Methods: Methylation 850K bead chips were used to detect DNA methylation levels. The platelet reactivity index (PRI) was determined in 330 subjects with acute coronary syndrome (ACS) after administration of clopidogrel 300 mg loading dose or at least 5 days of 75 mg daily maintenance dose.

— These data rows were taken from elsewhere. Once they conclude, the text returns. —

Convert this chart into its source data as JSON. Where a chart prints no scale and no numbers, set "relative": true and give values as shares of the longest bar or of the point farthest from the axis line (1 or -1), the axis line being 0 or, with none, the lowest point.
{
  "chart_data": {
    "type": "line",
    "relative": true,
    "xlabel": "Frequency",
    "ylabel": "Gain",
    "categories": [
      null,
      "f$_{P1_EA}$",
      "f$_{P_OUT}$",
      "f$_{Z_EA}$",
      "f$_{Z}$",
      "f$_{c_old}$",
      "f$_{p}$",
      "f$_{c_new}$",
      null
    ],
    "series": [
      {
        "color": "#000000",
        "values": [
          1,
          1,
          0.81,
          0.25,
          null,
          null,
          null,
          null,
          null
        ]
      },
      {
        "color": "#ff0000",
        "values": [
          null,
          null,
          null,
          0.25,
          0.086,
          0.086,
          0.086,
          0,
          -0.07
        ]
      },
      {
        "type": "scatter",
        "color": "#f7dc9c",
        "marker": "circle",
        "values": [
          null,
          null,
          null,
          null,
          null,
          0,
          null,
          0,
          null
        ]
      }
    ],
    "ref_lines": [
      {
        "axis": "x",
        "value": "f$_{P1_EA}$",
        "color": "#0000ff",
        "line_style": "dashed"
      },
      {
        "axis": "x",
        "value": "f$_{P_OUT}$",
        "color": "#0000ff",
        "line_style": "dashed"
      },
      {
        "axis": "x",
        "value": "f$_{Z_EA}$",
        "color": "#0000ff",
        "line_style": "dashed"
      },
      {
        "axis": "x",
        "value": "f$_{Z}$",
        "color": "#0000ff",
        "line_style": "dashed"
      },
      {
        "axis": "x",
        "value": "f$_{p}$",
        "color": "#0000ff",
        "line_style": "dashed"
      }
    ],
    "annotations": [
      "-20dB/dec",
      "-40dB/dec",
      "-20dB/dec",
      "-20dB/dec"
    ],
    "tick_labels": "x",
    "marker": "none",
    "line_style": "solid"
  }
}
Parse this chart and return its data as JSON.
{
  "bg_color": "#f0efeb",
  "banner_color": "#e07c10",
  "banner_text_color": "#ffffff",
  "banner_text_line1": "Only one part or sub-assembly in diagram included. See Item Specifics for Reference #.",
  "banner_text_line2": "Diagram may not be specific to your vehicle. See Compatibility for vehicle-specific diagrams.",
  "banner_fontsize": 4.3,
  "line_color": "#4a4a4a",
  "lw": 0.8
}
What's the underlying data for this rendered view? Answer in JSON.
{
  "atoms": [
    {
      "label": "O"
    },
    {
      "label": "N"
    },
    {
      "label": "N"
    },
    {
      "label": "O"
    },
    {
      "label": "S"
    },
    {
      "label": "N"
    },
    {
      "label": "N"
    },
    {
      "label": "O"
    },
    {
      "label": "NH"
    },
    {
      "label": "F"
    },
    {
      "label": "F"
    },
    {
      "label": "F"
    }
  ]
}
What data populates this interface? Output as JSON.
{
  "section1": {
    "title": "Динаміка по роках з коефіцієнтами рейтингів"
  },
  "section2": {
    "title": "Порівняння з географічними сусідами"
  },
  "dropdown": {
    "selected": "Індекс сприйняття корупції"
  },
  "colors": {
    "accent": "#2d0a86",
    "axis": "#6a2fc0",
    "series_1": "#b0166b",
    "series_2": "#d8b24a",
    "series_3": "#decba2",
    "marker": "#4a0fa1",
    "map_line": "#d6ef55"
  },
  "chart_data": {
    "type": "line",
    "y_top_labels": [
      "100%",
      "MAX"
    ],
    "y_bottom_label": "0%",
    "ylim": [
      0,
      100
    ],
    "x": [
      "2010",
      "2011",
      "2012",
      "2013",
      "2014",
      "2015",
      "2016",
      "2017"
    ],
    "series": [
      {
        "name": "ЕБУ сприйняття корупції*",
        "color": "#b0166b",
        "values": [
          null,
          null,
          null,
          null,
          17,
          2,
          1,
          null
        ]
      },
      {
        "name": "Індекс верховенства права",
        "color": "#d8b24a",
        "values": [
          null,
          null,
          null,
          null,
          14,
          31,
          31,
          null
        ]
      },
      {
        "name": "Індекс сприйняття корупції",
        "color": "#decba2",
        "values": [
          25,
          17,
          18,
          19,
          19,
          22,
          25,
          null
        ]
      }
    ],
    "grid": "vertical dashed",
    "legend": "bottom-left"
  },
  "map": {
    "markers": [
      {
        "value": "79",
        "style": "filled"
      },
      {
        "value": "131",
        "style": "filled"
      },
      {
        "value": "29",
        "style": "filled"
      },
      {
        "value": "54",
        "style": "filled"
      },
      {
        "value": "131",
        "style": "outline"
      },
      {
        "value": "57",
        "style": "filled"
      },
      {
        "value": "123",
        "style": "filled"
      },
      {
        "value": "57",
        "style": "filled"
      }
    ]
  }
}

Results: Overall, 32 discovery samples showed extreme clopidogrel response: 16 with HTPR (PRI > 75%) and 16 with non-HTPR (PRI < 26%). Overall, 61 differential methylation loci (DMLs) were observed between the 2 groups. Most were in the open sea and intergenic regions in the genome. In the validation stage, HTPR showed a lower level of CD80_cg06300880 methylation. Carriers of rs34394661 AA genotype, a CpG-single-nucleotide polymorphism at the CD80_cg06300880 locus, showed an increased odds for HTPR (overall odds ratio of patients with ACS = 7.31, 95% CI: 1.69-31.59, P = .008; non-ST elevation myocardial infarction-ACS: odds ratio = 12.69, 95% CI: 1.68-96.08, P = .01) and decreased CD80_cg06300880 methylation (P < .0001). Multivariate regression analysis showed that both CYP2C19 poor metabolizers and CD80_rs34394661 AA (P = .009) genotype were associated with higher odds for HTPR in the overall samples. In contrast, CD80_cg06300880 methylation (P = .002) caused lower odds for HTPR in patients with non-ST elevation myocardial infarction-ACS.

Conclusion: CD80_cg06300880 and CpG-single-nucleotide polymorphism rs34394661 could be independent predictors of HTPR with clopidogrel therapy.

Keywords: DNA methylation; acute coronary syndrome (ACS); clopidogrel; platelet; single-nucleotide polymorphism (SNP).